Dinosaur Media seems to find a sense of security in purchasing printing presses. [The Philadelphia Inquirer and Daily News will spend] $16 to $20 million in the next two years to bolster color printing capabilities. One of these decades ink images on wood could theoretically match the quality of today's JPEG picture on the Inet.
Somewhere, Johann Gutenberg is smiling...
Wow! This gives me very warm and fuzzy feeling. Great way to start a weekend.
More...
http://www.editorandpublisher.com/eandp/news/article_display.jsp?vnu_content_id=1002839884
Web Ads May Help Papers Face Woes
Published: July 14, 2006 4:50 PM ET
NEW YORK Second-quarter results this week from several newspaper companies included a now-common litany of woes -- sluggish advertising, declining circulation and rising newsprint costs. But a small ray of hope emerged as growth in online advertising, while still a small portion of revenues, looks to be picking up speed.
For one publisher in particular -- Chicago-based Tribune Co. -- the prospect of increased Web-related sales couldn't come at a better time. Its declining profits and revenues could provide more ammunition to the restless Chandler family, the former owners of the Los Angeles Times and now the company's largest shareholder.
Following the forced sale of Knight Ridder Inc. to McClatchy Co. earlier this year under shareholder pressure, the Chandlers have been pressing for radical action such as a breakup to boost Tribune's long-lagging share price.
With a contested share buyback plan now complete, the pressure is on Tribune, the nation's No. 3 newspaper company by circulation, to continue with measures it promised to revamp its businesses, including selling some $500 million in noncore assets and cutting $200 million in costs within two years.
The latest indication of those cost cuts came Friday as Tribune's flagship paper, the Chicago Tribune, confirmed that it would eliminate about 120 jobs, or about 4 percent of its work force, by the end of the year. The cuts were reported in Friday editions of the newspaper.
So far, investors have been backing Tribune's board and management, but they have made clear that they want to see more action to lift the stock, which now trades about 40 percent below where it was early in 2004. John P. Miller, portfolio manager with Ariel Capital Management LLC, a Tribune shareholder, said he hoped to see more results within the next six months or so.

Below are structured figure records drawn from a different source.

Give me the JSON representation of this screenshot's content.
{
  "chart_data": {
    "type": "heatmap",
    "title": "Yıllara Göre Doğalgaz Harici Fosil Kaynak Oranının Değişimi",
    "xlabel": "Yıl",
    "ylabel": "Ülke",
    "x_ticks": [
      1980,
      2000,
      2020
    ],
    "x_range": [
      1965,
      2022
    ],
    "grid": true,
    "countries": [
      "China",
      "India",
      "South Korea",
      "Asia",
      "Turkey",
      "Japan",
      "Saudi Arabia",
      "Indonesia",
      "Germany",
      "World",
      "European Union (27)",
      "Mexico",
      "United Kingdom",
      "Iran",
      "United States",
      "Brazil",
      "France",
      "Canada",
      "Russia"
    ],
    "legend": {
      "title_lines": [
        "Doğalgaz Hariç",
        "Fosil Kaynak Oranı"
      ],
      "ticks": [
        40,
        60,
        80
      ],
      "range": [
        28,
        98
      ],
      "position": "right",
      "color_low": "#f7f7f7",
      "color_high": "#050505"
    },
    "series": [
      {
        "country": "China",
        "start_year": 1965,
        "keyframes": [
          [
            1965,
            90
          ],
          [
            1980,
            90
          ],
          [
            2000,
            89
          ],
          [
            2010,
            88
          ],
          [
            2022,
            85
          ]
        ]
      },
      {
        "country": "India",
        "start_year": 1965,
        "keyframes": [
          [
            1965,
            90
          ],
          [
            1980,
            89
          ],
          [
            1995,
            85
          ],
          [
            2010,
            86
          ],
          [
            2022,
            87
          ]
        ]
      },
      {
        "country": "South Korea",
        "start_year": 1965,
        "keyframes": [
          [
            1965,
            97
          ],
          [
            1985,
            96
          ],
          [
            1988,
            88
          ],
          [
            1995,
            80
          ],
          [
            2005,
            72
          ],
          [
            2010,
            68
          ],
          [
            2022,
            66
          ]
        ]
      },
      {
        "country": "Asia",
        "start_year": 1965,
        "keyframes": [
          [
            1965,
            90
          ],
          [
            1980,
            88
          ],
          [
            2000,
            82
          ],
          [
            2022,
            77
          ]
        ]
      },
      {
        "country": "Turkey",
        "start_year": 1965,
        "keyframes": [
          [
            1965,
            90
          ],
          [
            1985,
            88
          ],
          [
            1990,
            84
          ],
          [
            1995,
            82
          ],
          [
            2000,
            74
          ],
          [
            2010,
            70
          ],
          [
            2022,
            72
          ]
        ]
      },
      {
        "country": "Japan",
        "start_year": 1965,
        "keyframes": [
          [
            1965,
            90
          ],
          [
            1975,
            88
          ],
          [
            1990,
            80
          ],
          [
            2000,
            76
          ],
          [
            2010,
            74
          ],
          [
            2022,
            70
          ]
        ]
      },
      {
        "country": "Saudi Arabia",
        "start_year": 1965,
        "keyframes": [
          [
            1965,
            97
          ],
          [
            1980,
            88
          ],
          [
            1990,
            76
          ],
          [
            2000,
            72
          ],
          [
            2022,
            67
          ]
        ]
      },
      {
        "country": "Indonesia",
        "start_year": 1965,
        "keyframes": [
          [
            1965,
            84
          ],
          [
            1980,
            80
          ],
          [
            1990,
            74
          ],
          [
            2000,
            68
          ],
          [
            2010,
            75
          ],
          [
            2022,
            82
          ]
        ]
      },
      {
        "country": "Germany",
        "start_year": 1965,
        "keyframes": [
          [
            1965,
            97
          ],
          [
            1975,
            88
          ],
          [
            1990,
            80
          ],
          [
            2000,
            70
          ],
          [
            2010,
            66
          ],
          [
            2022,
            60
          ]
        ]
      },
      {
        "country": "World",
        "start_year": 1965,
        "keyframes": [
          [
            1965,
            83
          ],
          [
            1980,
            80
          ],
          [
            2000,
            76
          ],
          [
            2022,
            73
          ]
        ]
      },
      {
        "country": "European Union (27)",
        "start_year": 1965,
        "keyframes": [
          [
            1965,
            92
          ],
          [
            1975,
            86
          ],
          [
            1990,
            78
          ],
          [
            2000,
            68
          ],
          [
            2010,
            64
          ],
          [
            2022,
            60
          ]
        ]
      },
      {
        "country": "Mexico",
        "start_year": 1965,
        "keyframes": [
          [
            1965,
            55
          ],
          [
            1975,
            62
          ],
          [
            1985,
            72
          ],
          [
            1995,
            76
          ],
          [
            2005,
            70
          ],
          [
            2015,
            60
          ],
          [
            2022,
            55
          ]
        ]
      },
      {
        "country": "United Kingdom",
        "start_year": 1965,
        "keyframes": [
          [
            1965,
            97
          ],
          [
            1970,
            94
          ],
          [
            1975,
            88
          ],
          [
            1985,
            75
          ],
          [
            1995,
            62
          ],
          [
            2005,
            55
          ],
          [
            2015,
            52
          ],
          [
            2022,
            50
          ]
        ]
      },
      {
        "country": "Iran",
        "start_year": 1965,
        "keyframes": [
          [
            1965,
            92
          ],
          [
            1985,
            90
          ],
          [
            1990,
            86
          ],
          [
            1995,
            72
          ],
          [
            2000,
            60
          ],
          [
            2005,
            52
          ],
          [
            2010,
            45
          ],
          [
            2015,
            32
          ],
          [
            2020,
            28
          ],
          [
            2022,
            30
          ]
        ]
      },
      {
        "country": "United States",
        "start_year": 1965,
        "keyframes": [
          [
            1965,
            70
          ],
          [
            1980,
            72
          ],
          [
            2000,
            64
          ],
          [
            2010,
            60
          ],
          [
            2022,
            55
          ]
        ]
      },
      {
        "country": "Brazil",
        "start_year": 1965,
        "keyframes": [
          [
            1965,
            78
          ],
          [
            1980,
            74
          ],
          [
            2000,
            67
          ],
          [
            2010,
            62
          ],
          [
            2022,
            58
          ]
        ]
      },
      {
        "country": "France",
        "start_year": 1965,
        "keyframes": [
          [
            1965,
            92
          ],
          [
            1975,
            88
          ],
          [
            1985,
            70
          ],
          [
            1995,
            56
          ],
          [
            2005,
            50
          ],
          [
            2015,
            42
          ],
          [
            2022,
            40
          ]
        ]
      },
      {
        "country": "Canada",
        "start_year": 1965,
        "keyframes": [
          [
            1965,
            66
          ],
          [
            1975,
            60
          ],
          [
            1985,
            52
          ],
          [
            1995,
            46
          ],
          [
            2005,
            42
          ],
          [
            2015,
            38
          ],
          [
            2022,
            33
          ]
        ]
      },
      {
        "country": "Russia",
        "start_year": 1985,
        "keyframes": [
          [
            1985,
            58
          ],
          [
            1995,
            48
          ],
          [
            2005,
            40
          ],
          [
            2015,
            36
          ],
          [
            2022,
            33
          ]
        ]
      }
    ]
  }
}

While Miller, the Chandlers and others say the sum of Tribune's parts is worth more than the current value of the whole, some disagree, pointing to declining valuations for both newspapers and broadcasting properties.
Deutsche Bank analyst Paul Ginocchio said in a note to investors that most breakup or buyout scenarios would value the company between $25 and $32 a share -- below where Tribune's shares have been trading recently. On Friday, the shares fell 40 cents to $31.10 on the New York Stock Exchange.
Tribune said its online revenue grew 27 percent in the second quarter, and CEO Dennis FitzSimons told an investor conference last month that Tribune hopes to see online advertising make up between 12 and 15 percent of newspaper revenues by 2010, up from about 6 percent this year.
Other major newspaper publishers reporting this week, including Gannett Co. and McClatchy, experienced similarly fast growth in online revenues. But many analysts remain skeptical about whether that growth will outpace the advertising lost to Internet-only destinations such as Yahoo and Craigslist, which get far more traffic than most newspaper sites.